The primary development of the RISM theory was to explore the liquid state. The current installation of the code can be used to explore solvation shell(s) around a solute of arbitrary shape, in the presence of co-solvents and additives. We have carefully validated solvent models for different solvents, which are supplied as a prebuilt module for further use in research projects. For detail on these solvents, please check the whitepapers.
Ligand Binding Site Search
The binding site search can be done using multiple fragments as a search probe in a water medium. There are several small fragments available, as a standard library, to search binding sites, based on distributions of the sites of fragment co-solvent/additive around a solute. Note: With a large number of fragments used in a single calculation, the convergence could be really slow. Running multiple searches using different fragments can overcome such issues.
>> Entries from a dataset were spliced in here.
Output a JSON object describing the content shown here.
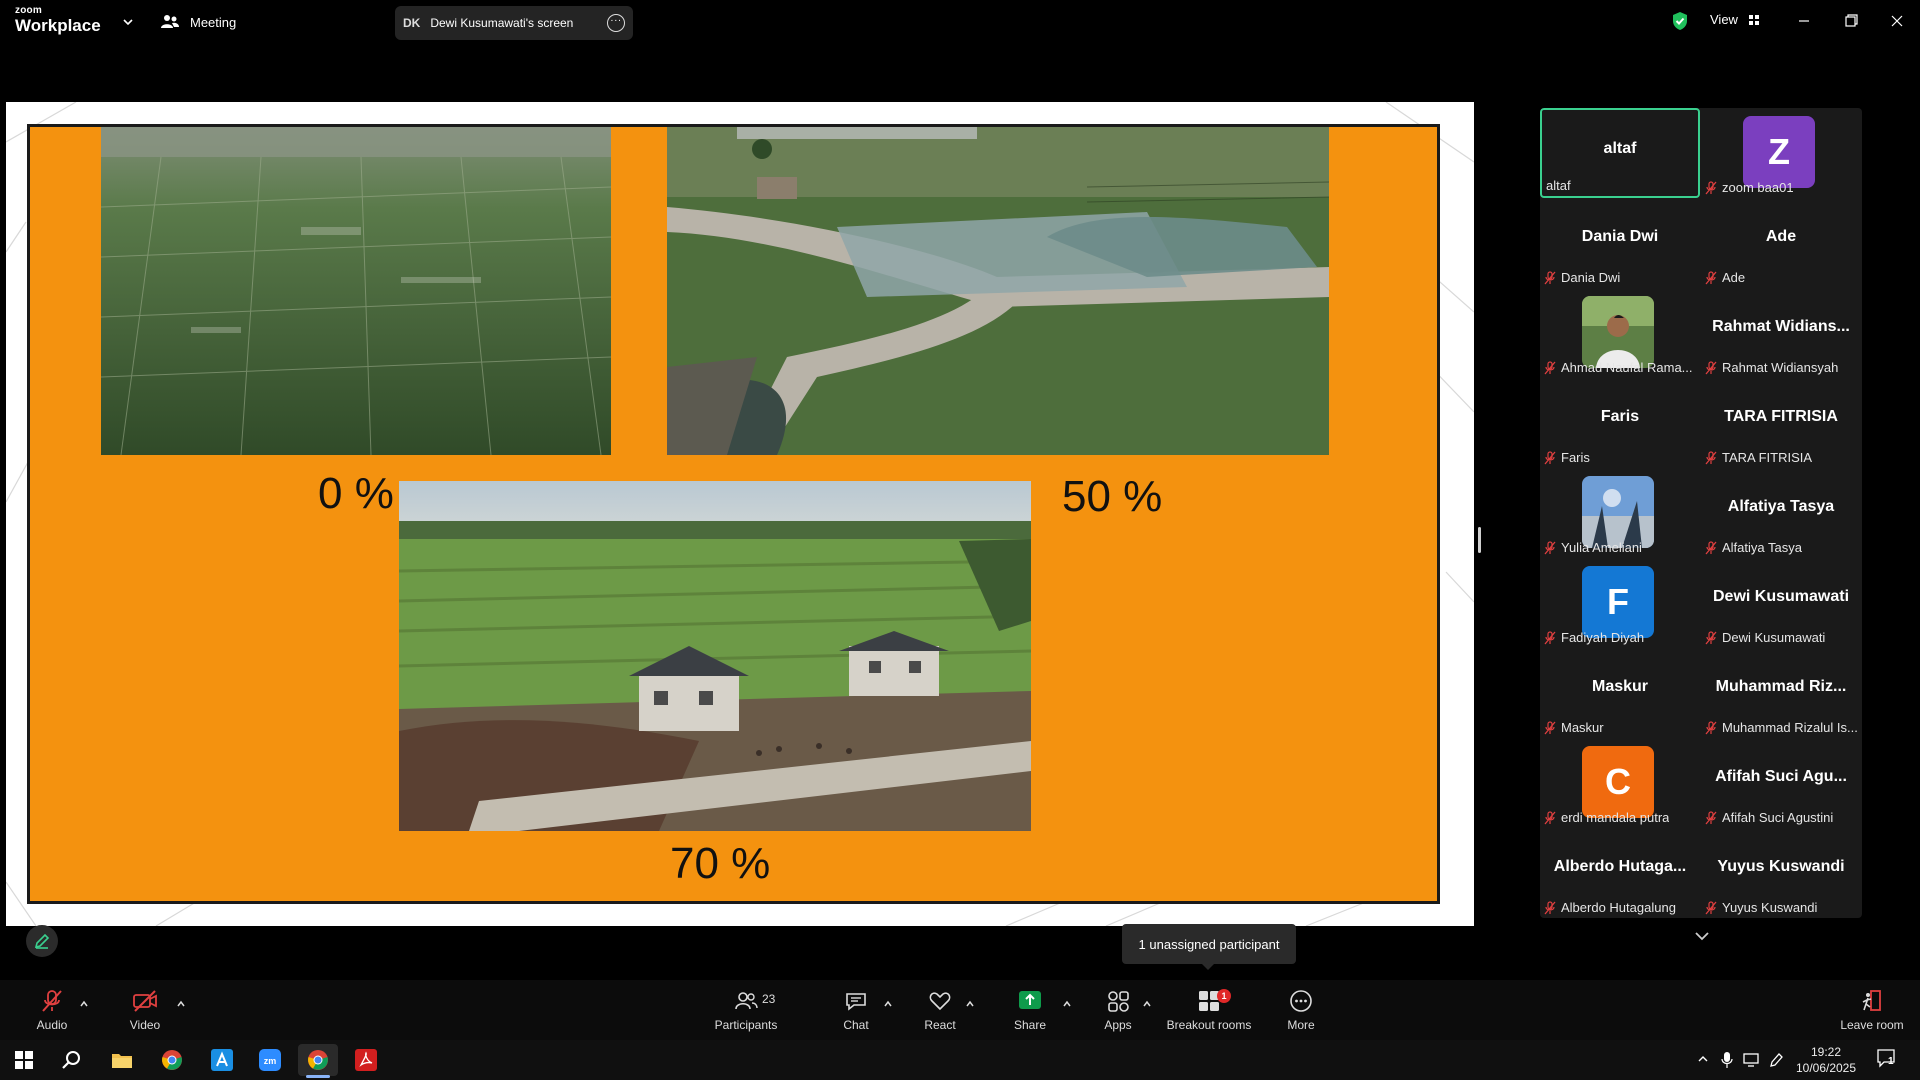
{
  "app": {
    "brand_small": "zoom",
    "brand_big": "Workplace",
    "meeting_label": "Meeting",
    "screen_initials": "DK",
    "screen_title": "Dewi Kusumawati's screen",
    "view_label": "View",
    "security_color": "#20c05c"
  },
  "slide": {
    "background": "#f4920f",
    "labels": [
      "0 %",
      "50 %",
      "70 %"
    ]
  },
  "gallery": {
    "tiles": [
      {
        "name": "altaf",
        "label": "altaf",
        "active": true,
        "avatar": null,
        "muted": false
      },
      {
        "name": "",
        "label": "zoom baa01",
        "avatar": {
          "type": "letter",
          "letter": "Z",
          "color": "#7b3fbf"
        },
        "muted": true
      },
      {
        "name": "Dania Dwi",
        "label": "Dania Dwi",
        "avatar": null,
        "muted": true
      },
      {
        "name": "Ade",
        "label": "Ade",
        "avatar": null,
        "muted": true
      },
      {
        "name": "",
        "label": "Ahmad Naufal Rama...",
        "avatar": {
          "type": "photo"
        },
        "muted": true
      },
      {
        "name": "Rahmat  Widians...",
        "label": "Rahmat Widiansyah",
        "avatar": null,
        "muted": true
      },
      {
        "name": "Faris",
        "label": "Faris",
        "avatar": null,
        "muted": true
      },
      {
        "name": "TARA FITRISIA",
        "label": "TARA FITRISIA",
        "avatar": null,
        "muted": true
      },
      {
        "name": "",
        "label": "Yulia Ameliani",
        "avatar": {
          "type": "photo-sky"
        },
        "muted": true
      },
      {
        "name": "Alfatiya Tasya",
        "label": "Alfatiya Tasya",
        "avatar": null,
        "muted": true
      },
      {
        "name": "",
        "label": "Fadiyah Diyah",
        "avatar": {
          "type": "letter",
          "letter": "F",
          "color": "#1478d4"
        },
        "muted": true
      },
      {
        "name": "Dewi Kusumawati",
        "label": "Dewi Kusumawati",
        "avatar": null,
        "muted": true
      },
      {
        "name": "Maskur",
        "label": "Maskur",
        "avatar": null,
        "muted": true
      },
      {
        "name": "Muhammad  Riz...",
        "label": "Muhammad Rizalul Is...",
        "avatar": null,
        "muted": true
      },
      {
        "name": "",
        "label": "erdi mandala putra",
        "avatar": {
          "type": "letter",
          "letter": "C",
          "color": "#f06a0f"
        },
        "muted": true
      },
      {
        "name": "Afifah Suci Agu...",
        "label": "Afifah Suci Agustini",
        "avatar": null,
        "muted": true
      },
      {
        "name": "Alberdo  Hutaga...",
        "label": "Alberdo Hutagalung",
        "avatar": null,
        "muted": true
      },
      {
        "name": "Yuyus Kuswandi",
        "label": "Yuyus Kuswandi",
        "avatar": null,
        "muted": true
      }
    ]
  },
  "tooltip": "1 unassigned participant",
  "toolbar": {
    "audio": "Audio",
    "video": "Video",
    "participants": "Participants",
    "participants_count": "23",
    "chat": "Chat",
    "react": "React",
    "share": "Share",
    "apps": "Apps",
    "breakout": "Breakout rooms",
    "breakout_badge": "1",
    "more": "More",
    "leave": "Leave room",
    "share_color": "#0e9b4b"
  },
  "taskbar": {
    "time": "19:22",
    "date": "10/06/2025",
    "notification_count": "1"
  }
}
Solvation Free Energy Predictions
The pre-optimized solvent modules are provided with the software. They can be used as is to predict solvation-free energy or can be used to develop new user-defined correction schemes (e.g. “universal correction”). Most of the solvent models are optimized using the GAFF small molecule force field and AM1-BCC atomic charges. Users can rebuild these models with their choice of theoretical accuracy.
The required tools are available in the module.
Molecular Partition Function and QSAR Module
Prediction of log octanol/water (based on computed solvation free energy), PAMPA permeability (permeable or impermeable), and logBB (blood-brain barrier permeability) based on solvation free energy and molecular descriptor based schemes are available. Standard QSAR/QSPR predictions can be done using Python(R) based modules.